In an attempt to make the industry more accountable, the first tangible
rulebook for nominated advisers, or nomads, will demand that more
thorough due diligence be carried out on AIM applicants.
Proposed rules include the demand for strict background checks on all
directors and site visits to the headquarters of nonUK companies.
Failure to comply with the rules could lead to a nomad being banned
from AIM. The crackdown follows a string of profit warnings involving
AIM-listed companies and criticism from the US about so-called lax
standards.
Under the present AIM structure, nomads are not subject to
hard-and-fast rules. “This is an attempt to show the world that the AIM
is taking a tougher approach,” one nomad said.
However, many larger nomads said they already complied with the “best
practice” standard set out in the rulebook.
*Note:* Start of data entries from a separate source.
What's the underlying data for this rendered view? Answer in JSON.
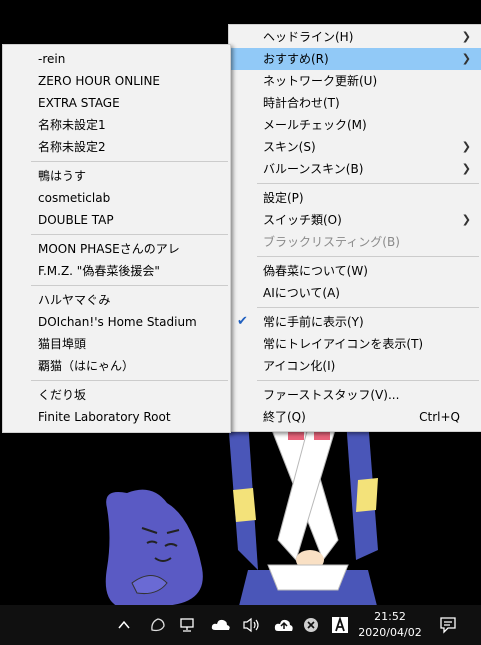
{
  "main_menu": {
    "items": [
      {
        "label": "ヘッドライン(H)",
        "submenu": true
      },
      {
        "label": "おすすめ(R)",
        "submenu": true,
        "highlighted": true
      },
      {
        "label": "ネットワーク更新(U)"
      },
      {
        "label": "時計合わせ(T)"
      },
      {
        "label": "メールチェック(M)"
      },
      {
        "label": "スキン(S)",
        "submenu": true
      },
      {
        "label": "バルーンスキン(B)",
        "submenu": true
      },
      {
        "label": "設定(P)"
      },
      {
        "label": "スイッチ類(O)",
        "submenu": true
      },
      {
        "label": "ブラックリスティング(B)",
        "disabled": true
      },
      {
        "label": "偽春菜について(W)"
      },
      {
        "label": "AIについて(A)"
      },
      {
        "label": "常に手前に表示(Y)",
        "checked": true
      },
      {
        "label": "常にトレイアイコンを表示(T)"
      },
      {
        "label": "アイコン化(I)"
      },
      {
        "label": "ファーストスタッフ(V)..."
      },
      {
        "label": "終了(Q)",
        "accel": "Ctrl+Q"
      }
    ]
  },
  "sub_menu": {
    "items": [
      {
        "label": "-rein"
      },
      {
        "label": "ZERO HOUR ONLINE"
      },
      {
        "label": "EXTRA STAGE"
      },
      {
        "label": "名称未設定1"
      },
      {
        "label": "名称未設定2"
      },
      {
        "label": "鴨はうす"
      },
      {
        "label": "cosmeticlab"
      },
      {
        "label": "DOUBLE TAP"
      },
      {
        "label": "MOON PHASEさんのアレ"
      },
      {
        "label": "F.M.Z. \"偽春菜後援会\""
      },
      {
        "label": "ハルヤマぐみ"
      },
      {
        "label": "DOIchan!'s Home Stadium"
      },
      {
        "label": "猫目埠頭"
      },
      {
        "label": "覇猫（はにゃん）"
      },
      {
        "label": "くだり坂"
      },
      {
        "label": "Finite Laboratory Root"
      }
    ]
  },
  "taskbar": {
    "time": "21:52",
    "date": "2020/04/02",
    "icons": [
      "chevron-up-icon",
      "bird-icon",
      "network-icon",
      "cloud-icon",
      "speaker-icon",
      "upload-cloud-icon",
      "close-circle-icon",
      "adobe-icon",
      "notification-icon"
    ]
  },
  "colors": {
    "highlight": "#91c9f7",
    "menu_bg": "#f2f2f2",
    "taskbar_bg": "#101010"
  }
}
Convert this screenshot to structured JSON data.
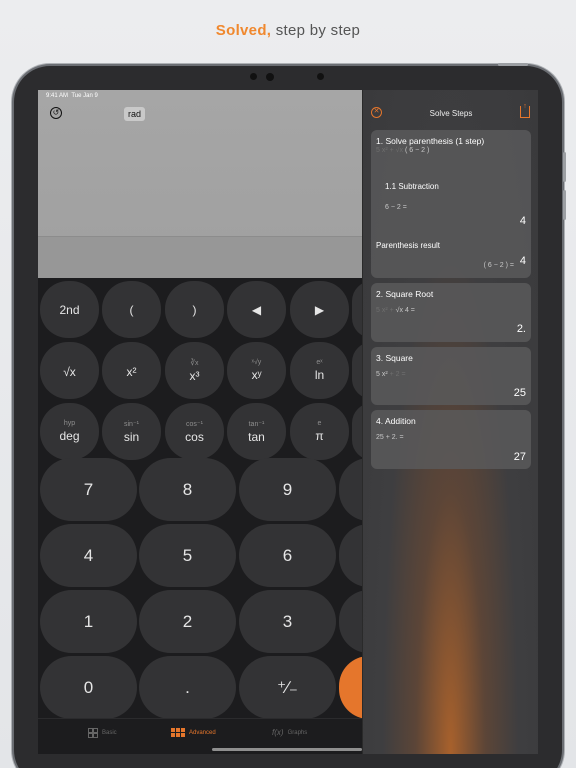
{
  "headline": {
    "accent": "Solved,",
    "rest": " step by step"
  },
  "status": {
    "time": "9:41 AM",
    "date": "Tue Jan 9",
    "icons": "▮▮▮ ◠ ▬"
  },
  "display": {
    "mode": "rad",
    "history_icon": "history-icon"
  },
  "keys": {
    "row1": [
      "2nd",
      "(",
      ")",
      "◀",
      "▶"
    ],
    "row2": [
      {
        "sub": "",
        "main": "√x"
      },
      {
        "sub": "",
        "main": "x²"
      },
      {
        "sub": "∛x",
        "main": "x³"
      },
      {
        "sub": "ˣ√y",
        "main": "xʸ"
      },
      {
        "sub": "eˣ",
        "main": "ln"
      }
    ],
    "row3": [
      {
        "sub": "hyp",
        "main": "deg"
      },
      {
        "sub": "sin⁻¹",
        "main": "sin"
      },
      {
        "sub": "cos⁻¹",
        "main": "cos"
      },
      {
        "sub": "tan⁻¹",
        "main": "tan"
      },
      {
        "sub": "e",
        "main": "π"
      }
    ],
    "numbers": [
      "7",
      "8",
      "9",
      "4",
      "5",
      "6",
      "1",
      "2",
      "3",
      "0",
      ".",
      "⁺∕₋"
    ]
  },
  "tabs": [
    {
      "label": "Basic",
      "icon": "grid-icon"
    },
    {
      "label": "Advanced",
      "icon": "keypad-icon"
    },
    {
      "label": "Graphs",
      "icon": "function-icon",
      "glyph": "f(x)"
    }
  ],
  "panel": {
    "title": "Solve Steps",
    "steps": [
      {
        "title": "1. Solve parenthesis (1 step)",
        "formula_dim": "5 x² + √x",
        "formula": "( 6 − 2 )",
        "sub_title": "1.1 Subtraction",
        "sub_formula": "6 − 2 =",
        "sub_result": "4",
        "extra_title": "Parenthesis result",
        "extra_formula": "( 6 − 2 ) =",
        "extra_result": "4"
      },
      {
        "title": "2. Square Root",
        "formula_dim": "5 x² +",
        "formula": "√x 4 =",
        "result": "2."
      },
      {
        "title": "3. Square",
        "formula": "5 x²",
        "formula_dim": "+ 2 =",
        "result": "25"
      },
      {
        "title": "4. Addition",
        "formula": "25 + 2. =",
        "result": "27"
      }
    ]
  },
  "colors": {
    "accent": "#e5762c",
    "background": "#e6e8eb",
    "panel": "#3a3a3c"
  }
}
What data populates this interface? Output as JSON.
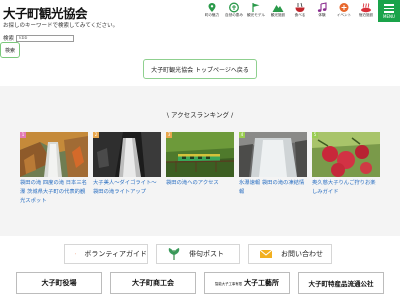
{
  "header": {
    "site_title": "大子町観光協会",
    "nav": [
      {
        "label": "町の魅力",
        "icon": "location-icon"
      },
      {
        "label": "自然の恵み",
        "icon": "nature-icon"
      },
      {
        "label": "観光モデル",
        "icon": "flag-icon"
      },
      {
        "label": "観光施設",
        "icon": "mountain-icon"
      },
      {
        "label": "食べる",
        "icon": "noodle-icon"
      },
      {
        "label": "体験",
        "icon": "music-icon"
      },
      {
        "label": "イベント",
        "icon": "event-icon"
      },
      {
        "label": "宿泊施設",
        "icon": "onsen-icon"
      },
      {
        "label": "アクセス",
        "icon": "car-icon"
      }
    ],
    "menu_label": "MENU",
    "menu_color": "#1aa34a"
  },
  "search": {
    "instruction": "お探しのキーワードで検索してみてください。",
    "label": "検索",
    "placeholder": "kbb",
    "button_label": "検索"
  },
  "top_link": "大子町観光協会 トップページへ戻る",
  "ranking": {
    "title": "\\ アクセスランキング /",
    "items": [
      {
        "rank": "1",
        "rank_color": "#e37ab5",
        "caption": "袋田の滝 四度の滝 日本三名瀑 茨城県大子町の代表的観光スポット"
      },
      {
        "rank": "2",
        "rank_color": "#e8a74e",
        "caption": "大子美人〜ダイゴライト〜 袋田の滝ライトアップ"
      },
      {
        "rank": "3",
        "rank_color": "#e8a74e",
        "caption": "袋田の滝へのアクセス"
      },
      {
        "rank": "4",
        "rank_color": "#9acd52",
        "caption": "氷瀑速報 袋田の滝の凍結情報"
      },
      {
        "rank": "5",
        "rank_color": "#9acd52",
        "caption": "奥久慈大子りんご狩りお楽しみガイド"
      }
    ]
  },
  "buttons": {
    "volunteer_guide": "ボランティアガイド",
    "haiku_post": "俳句ポスト",
    "contact": "お問い合わせ"
  },
  "organizations": {
    "town_office": "大子町役場",
    "commerce": "大子町商工会",
    "kougeisho_sub": "智能大子工事有限",
    "kougeisho": "大子工藝所",
    "distribution": "大子町特産品流通公社"
  }
}
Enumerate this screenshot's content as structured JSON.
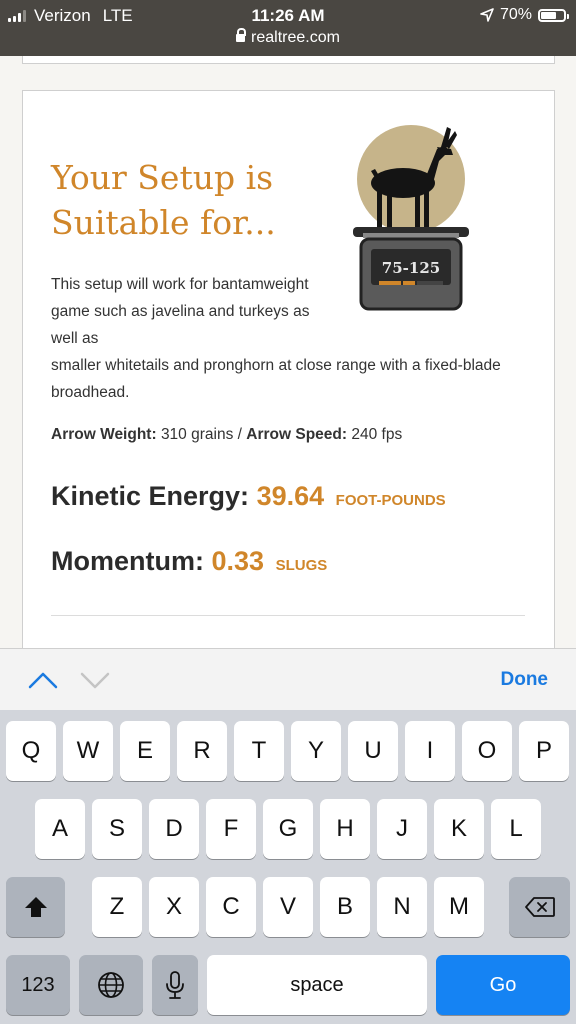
{
  "status_bar": {
    "carrier": "Verizon",
    "network": "LTE",
    "time": "11:26 AM",
    "url": "realtree.com",
    "battery": "70%",
    "battery_level": 0.7
  },
  "card": {
    "headline_line1": "Your Setup is",
    "headline_line2": "Suitable for...",
    "scale_label": "75-125",
    "description_narrow": "This setup will work for bantamweight game such as javelina and turkeys as well as",
    "description_wide": "smaller whitetails and pronghorn at close range with a fixed-blade broadhead.",
    "arrow_weight_label": "Arrow Weight:",
    "arrow_weight_value": "310 grains",
    "separator": "/",
    "arrow_speed_label": "Arrow Speed:",
    "arrow_speed_value": "240 fps",
    "kinetic_energy_label": "Kinetic Energy:",
    "kinetic_energy_value": "39.64",
    "kinetic_energy_unit": "FOOT-POUNDS",
    "momentum_label": "Momentum:",
    "momentum_value": "0.33",
    "momentum_unit": "SLUGS"
  },
  "accessory_bar": {
    "done_label": "Done"
  },
  "keyboard": {
    "row1": [
      "Q",
      "W",
      "E",
      "R",
      "T",
      "Y",
      "U",
      "I",
      "O",
      "P"
    ],
    "row2": [
      "A",
      "S",
      "D",
      "F",
      "G",
      "H",
      "J",
      "K",
      "L"
    ],
    "row3": [
      "Z",
      "X",
      "C",
      "V",
      "B",
      "N",
      "M"
    ],
    "numbers_label": "123",
    "space_label": "space",
    "go_label": "Go"
  },
  "colors": {
    "accent_orange": "#d0862a",
    "done_blue": "#1a7ae0",
    "go_blue": "#1583f3",
    "status_bar_bg": "#4a4742"
  }
}
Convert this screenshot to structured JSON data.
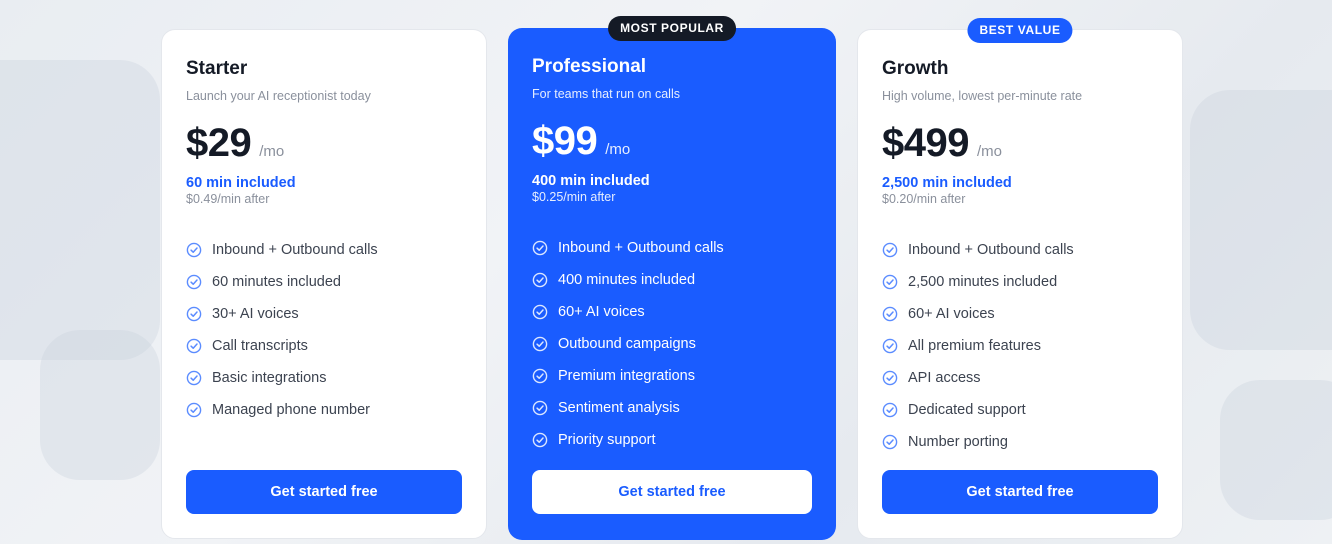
{
  "colors": {
    "accent": "#1a5cff",
    "text_dark": "#141a26",
    "text_muted": "#8a909c",
    "badge_dark": "#141a26"
  },
  "plans": [
    {
      "name": "Starter",
      "subtitle": "Launch your AI receptionist today",
      "price": "$29",
      "per": "/mo",
      "included": "60 min included",
      "after": "$0.49/min after",
      "features": [
        "Inbound + Outbound calls",
        "60 minutes included",
        "30+ AI voices",
        "Call transcripts",
        "Basic integrations",
        "Managed phone number"
      ],
      "cta": "Get started free"
    },
    {
      "badge": "MOST POPULAR",
      "name": "Professional",
      "subtitle": "For teams that run on calls",
      "price": "$99",
      "per": "/mo",
      "included": "400 min included",
      "after": "$0.25/min after",
      "features": [
        "Inbound + Outbound calls",
        "400 minutes included",
        "60+ AI voices",
        "Outbound campaigns",
        "Premium integrations",
        "Sentiment analysis",
        "Priority support"
      ],
      "cta": "Get started free"
    },
    {
      "badge": "BEST VALUE",
      "name": "Growth",
      "subtitle": "High volume, lowest per-minute rate",
      "price": "$499",
      "per": "/mo",
      "included": "2,500 min included",
      "after": "$0.20/min after",
      "features": [
        "Inbound + Outbound calls",
        "2,500 minutes included",
        "60+ AI voices",
        "All premium features",
        "API access",
        "Dedicated support",
        "Number porting"
      ],
      "cta": "Get started free"
    }
  ],
  "icons": {
    "feature_check": "check-circle-icon"
  }
}
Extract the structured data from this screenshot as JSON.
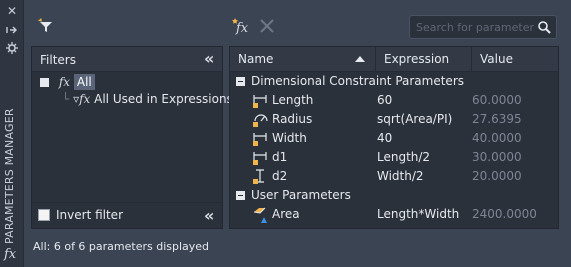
{
  "palette": "PARAMETERS MANAGER",
  "search": {
    "placeholder": "Search for parameter"
  },
  "filters": {
    "title": "Filters",
    "tree": [
      {
        "label": "All",
        "selected": true
      },
      {
        "label": "All Used in Expressions"
      }
    ],
    "invert_label": "Invert filter",
    "invert_checked": false
  },
  "table": {
    "columns": [
      "Name",
      "Expression",
      "Value"
    ],
    "groups": [
      {
        "label": "Dimensional Constraint Parameters",
        "rows": [
          {
            "icon": "linear-dimension-lock-icon",
            "name": "Length",
            "expression": "60",
            "value": "60.0000"
          },
          {
            "icon": "radial-dimension-lock-icon",
            "name": "Radius",
            "expression": "sqrt(Area/PI)",
            "value": "27.6395"
          },
          {
            "icon": "linear-dimension-lock-icon",
            "name": "Width",
            "expression": "40",
            "value": "40.0000"
          },
          {
            "icon": "linear-dimension-lock-icon",
            "name": "d1",
            "expression": "Length/2",
            "value": "30.0000"
          },
          {
            "icon": "vertical-dimension-lock-icon",
            "name": "d2",
            "expression": "Width/2",
            "value": "20.0000"
          }
        ]
      },
      {
        "label": "User Parameters",
        "rows": [
          {
            "icon": "user-parameter-icon",
            "name": "Area",
            "expression": "Length*Width",
            "value": "2400.0000"
          }
        ]
      }
    ]
  },
  "status": "All: 6 of 6 parameters displayed",
  "colors": {
    "accent": "#f0b54a",
    "background": "#3b4453",
    "panel": "#2b313b"
  }
}
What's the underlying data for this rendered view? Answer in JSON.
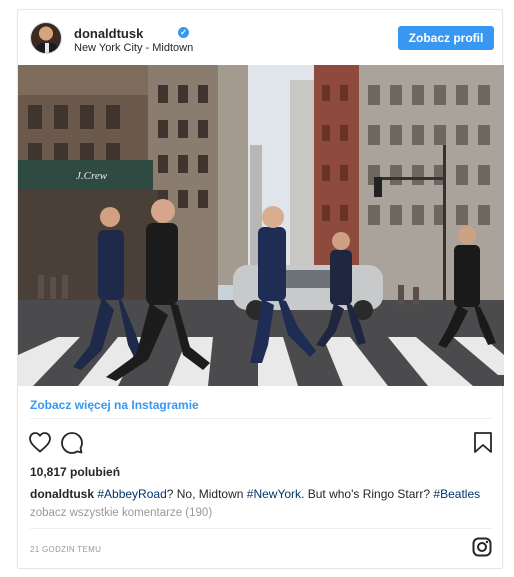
{
  "header": {
    "username": "donaldtusk",
    "verified_mark": "✓",
    "location": "New York City - Midtown",
    "view_profile_label": "Zobacz profil"
  },
  "post": {
    "see_more_label": "Zobacz więcej na Instagramie",
    "likes": "10,817 polubień",
    "caption_user": "donaldtusk",
    "caption_parts": [
      "#AbbeyRoad",
      "? No, Midtown ",
      "#NewYork",
      ". But who's Ringo Starr? ",
      "#Beatles"
    ],
    "comments_label": "zobacz wszystkie komentarze (190)",
    "time_label": "21 GODZIN TEMU"
  },
  "photo": {
    "store_sign": "J.Crew"
  },
  "icons": {
    "like": "heart-icon",
    "comment": "comment-icon",
    "save": "bookmark-icon",
    "instagram": "instagram-logo-icon",
    "verified": "verified-badge-icon"
  },
  "colors": {
    "accent": "#3897f0",
    "hashtag": "#003569",
    "muted": "#999999",
    "text": "#262626"
  }
}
The rules are expected to
weed out smaller nomads which “rubber-stamp” applicants’ admission
documents and neglect to stay in touch with the company after listing.
The wording of a key declaration to be published on the front page of
admission documents, assigning to nomads the responsibility for the
“appropriateness” of AIM applicants, is expected to be tempered.
Richard Baty, a nominated adviser and assistant director of corporate
finance at Hanson Westhouse, said: “We don’t expect the new rules to be
too prescriptive. The whole point of AIM is that it is regulated by the
nomads. The spirit of the rulebook is that the nomad uses their
judgment.”
Although AIM applicants are required at present to show legal and
accounting diligence, the rulebook will require nomads to prove to AIM
regulators a knowledge of the company and its directors. This will
present a particular challenge in emerging markets such as China and
India, and the crackdown is expected to provide a boon to business
intelligence services.
Russ Corn, a consultant at Diligence, an intelligence gathering and
risk management firm, has noticed an increase in business. He said:
“There is a feeling among the nomads and the brokers that they will be
required to look at every single director that they’re bringing to
market and that they validate and check the directors’ declarations and
the essential information that they’re given. Up until now the nomad
could get away with taking it at face value. Now they’re going to have
to do reputation and integrity profiling.”
Several nomads welcome the rules, saying they will provide an impetus
to tell clients that they must do background checks, in circumstances
where it may have caused offence. Previously, many nomads carried out
such checks without the applicants’ knowledge.